Not to be outdone, Monday tries to press its advantage. Its Basic tier runs only $8 per user per month, billed annually, but it lacks many of the software’s best features. Most companies will want the Standard tier for $10 per user per month or the Pro at $16. An Enterprise tier is also available, including every feature and unlimited everything, but you have to contact the company for pricing.
Asana, an early leader, comes into this round with the highest per-user monthly price. Their Premium package runs $10.99, and their Business $24.99. Most small businesses will be happy with Premium, though you miss out on portfolios, goals, and advanced integrations. Their Enterprise tier is priced on a custom basis like Monday.
This would seem a disadvantage for Asana, but a surprise finishing move pushes the software back to the top of the stack! Like Basecamp, Asana also offers a free forever tier that’s fairly useful, even if it’s missing the service’s best features.
The crowd goes crazy as chairs fly, tables break, and bodies crumble under the pressure. By the end, two fighters stagger out of the pack. Asana and Basecamp take the match!
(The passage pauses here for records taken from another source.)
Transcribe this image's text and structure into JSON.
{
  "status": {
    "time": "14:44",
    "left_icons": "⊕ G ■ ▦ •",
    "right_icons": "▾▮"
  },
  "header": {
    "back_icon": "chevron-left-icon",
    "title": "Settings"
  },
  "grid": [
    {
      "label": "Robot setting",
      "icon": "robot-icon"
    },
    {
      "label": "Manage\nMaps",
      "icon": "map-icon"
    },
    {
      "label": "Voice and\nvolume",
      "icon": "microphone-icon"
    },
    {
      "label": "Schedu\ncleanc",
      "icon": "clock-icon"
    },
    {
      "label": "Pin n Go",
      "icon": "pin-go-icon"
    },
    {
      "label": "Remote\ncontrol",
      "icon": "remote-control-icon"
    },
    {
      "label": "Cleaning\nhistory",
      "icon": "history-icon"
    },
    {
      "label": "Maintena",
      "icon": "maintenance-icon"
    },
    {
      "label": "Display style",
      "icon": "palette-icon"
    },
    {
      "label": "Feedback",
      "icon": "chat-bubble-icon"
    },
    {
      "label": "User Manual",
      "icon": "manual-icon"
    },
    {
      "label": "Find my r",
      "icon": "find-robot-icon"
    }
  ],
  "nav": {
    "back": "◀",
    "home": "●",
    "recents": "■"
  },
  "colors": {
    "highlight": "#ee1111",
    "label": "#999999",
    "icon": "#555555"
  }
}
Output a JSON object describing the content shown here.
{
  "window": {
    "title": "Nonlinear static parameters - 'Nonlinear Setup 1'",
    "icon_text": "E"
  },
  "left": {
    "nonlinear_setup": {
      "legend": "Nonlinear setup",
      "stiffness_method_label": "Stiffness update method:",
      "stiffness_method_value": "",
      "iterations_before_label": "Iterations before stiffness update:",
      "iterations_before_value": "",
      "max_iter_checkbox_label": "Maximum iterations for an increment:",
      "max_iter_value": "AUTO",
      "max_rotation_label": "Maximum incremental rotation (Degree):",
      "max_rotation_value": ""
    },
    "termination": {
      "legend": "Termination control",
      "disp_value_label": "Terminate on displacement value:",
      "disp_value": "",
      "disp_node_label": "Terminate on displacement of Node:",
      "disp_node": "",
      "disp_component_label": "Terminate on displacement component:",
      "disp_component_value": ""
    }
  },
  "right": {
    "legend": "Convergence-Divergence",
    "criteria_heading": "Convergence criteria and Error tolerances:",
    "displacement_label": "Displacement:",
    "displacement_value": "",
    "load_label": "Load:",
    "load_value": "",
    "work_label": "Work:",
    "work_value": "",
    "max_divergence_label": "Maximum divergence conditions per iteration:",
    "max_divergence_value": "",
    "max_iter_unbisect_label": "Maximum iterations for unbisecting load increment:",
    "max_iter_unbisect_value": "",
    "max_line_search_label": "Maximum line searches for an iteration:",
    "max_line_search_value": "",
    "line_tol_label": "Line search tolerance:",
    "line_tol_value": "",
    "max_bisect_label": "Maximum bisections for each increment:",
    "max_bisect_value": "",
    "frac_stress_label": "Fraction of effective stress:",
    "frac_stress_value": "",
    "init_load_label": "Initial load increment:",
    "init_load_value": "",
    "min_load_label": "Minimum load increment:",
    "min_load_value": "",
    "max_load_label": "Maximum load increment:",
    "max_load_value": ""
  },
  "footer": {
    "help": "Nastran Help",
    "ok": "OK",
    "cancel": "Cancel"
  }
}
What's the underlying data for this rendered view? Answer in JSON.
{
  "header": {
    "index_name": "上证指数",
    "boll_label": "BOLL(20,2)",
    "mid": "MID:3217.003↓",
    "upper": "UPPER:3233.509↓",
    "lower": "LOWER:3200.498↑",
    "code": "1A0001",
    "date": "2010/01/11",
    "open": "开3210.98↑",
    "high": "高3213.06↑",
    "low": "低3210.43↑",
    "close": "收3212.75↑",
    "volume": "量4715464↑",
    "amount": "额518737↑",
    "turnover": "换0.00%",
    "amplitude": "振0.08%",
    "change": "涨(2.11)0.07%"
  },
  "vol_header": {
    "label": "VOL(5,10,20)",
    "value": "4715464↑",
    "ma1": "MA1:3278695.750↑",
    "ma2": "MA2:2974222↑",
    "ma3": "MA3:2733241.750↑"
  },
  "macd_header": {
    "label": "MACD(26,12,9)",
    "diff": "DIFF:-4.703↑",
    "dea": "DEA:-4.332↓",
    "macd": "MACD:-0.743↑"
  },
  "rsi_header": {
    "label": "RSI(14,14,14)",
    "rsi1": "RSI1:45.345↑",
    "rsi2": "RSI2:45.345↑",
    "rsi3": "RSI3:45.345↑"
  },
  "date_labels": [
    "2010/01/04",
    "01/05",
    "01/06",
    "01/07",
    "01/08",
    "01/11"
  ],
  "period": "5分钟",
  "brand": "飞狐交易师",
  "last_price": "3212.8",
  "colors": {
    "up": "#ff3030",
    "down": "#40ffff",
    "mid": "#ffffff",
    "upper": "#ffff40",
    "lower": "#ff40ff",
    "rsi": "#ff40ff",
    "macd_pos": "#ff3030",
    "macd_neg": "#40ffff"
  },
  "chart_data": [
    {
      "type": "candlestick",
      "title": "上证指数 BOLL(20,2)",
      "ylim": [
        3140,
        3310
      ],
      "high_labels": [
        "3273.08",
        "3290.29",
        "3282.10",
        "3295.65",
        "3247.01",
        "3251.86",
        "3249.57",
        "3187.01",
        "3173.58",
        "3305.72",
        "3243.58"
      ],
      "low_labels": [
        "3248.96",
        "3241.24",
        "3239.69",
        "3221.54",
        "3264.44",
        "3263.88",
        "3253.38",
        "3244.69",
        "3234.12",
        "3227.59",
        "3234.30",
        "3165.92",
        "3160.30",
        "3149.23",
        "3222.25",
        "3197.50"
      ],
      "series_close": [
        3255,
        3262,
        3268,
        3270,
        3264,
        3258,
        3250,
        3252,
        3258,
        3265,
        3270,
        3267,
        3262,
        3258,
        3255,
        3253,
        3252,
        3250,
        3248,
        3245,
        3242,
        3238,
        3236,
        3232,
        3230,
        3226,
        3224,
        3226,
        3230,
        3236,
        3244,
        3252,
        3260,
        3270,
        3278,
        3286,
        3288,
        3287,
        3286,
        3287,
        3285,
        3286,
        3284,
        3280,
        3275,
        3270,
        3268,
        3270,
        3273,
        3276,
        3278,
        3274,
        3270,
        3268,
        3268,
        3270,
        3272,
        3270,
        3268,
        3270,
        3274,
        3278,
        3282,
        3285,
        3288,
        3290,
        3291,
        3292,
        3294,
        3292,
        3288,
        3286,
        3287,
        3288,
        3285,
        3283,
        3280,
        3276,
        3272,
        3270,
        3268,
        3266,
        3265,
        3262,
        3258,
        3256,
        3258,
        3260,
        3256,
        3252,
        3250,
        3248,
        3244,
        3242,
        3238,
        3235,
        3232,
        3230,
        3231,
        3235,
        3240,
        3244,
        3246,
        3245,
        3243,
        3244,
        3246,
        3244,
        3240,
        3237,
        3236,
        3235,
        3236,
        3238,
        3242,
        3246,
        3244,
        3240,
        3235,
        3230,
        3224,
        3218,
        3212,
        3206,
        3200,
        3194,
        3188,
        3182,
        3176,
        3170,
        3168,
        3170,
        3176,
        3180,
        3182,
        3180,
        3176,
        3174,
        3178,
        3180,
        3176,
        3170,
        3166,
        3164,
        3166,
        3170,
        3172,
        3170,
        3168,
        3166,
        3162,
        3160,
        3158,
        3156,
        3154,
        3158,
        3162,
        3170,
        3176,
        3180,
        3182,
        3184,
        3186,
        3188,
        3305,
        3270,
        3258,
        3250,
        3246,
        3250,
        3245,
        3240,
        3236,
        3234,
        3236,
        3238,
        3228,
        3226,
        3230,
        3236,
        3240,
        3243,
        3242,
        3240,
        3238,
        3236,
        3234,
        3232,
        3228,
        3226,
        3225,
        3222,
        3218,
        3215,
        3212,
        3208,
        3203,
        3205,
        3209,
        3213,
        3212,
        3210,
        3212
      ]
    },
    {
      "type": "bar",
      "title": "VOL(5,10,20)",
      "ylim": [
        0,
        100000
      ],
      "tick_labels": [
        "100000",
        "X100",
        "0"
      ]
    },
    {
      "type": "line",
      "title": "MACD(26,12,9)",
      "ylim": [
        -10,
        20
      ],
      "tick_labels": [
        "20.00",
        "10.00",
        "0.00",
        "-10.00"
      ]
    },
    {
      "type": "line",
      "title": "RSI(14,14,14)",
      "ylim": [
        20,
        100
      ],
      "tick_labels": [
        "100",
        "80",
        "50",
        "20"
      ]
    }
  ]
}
After two matches, only one service emerged victorious in both matches, so with little need to confer, the judges announce a unanimous decision.
The winner is Asana!
The package has the best mix of features and price. It does most everything project managers require from a modern, cloud-based package. What it lacks in chat features it makes up for with over a hundred integrations. They’re standard even in the free tier.
Both Monday and Basecamp come in a solid second place. They’re strong offerings with price points comparable to Asana. Monday leads the pack in customizations, while Basecamp becomes the least expensive option above ten users.
Trello is good for what it is, and companies that use Kanban boards exclusively will get a lot of value from the package. It comes in third mainly because you get significantly less overall functionality for about the same price as the other packages.
But remember, all four offer free trials, so download them all and put them through their paces. The best way to learn what works for you is to try them. And with that, we say thank you and good night!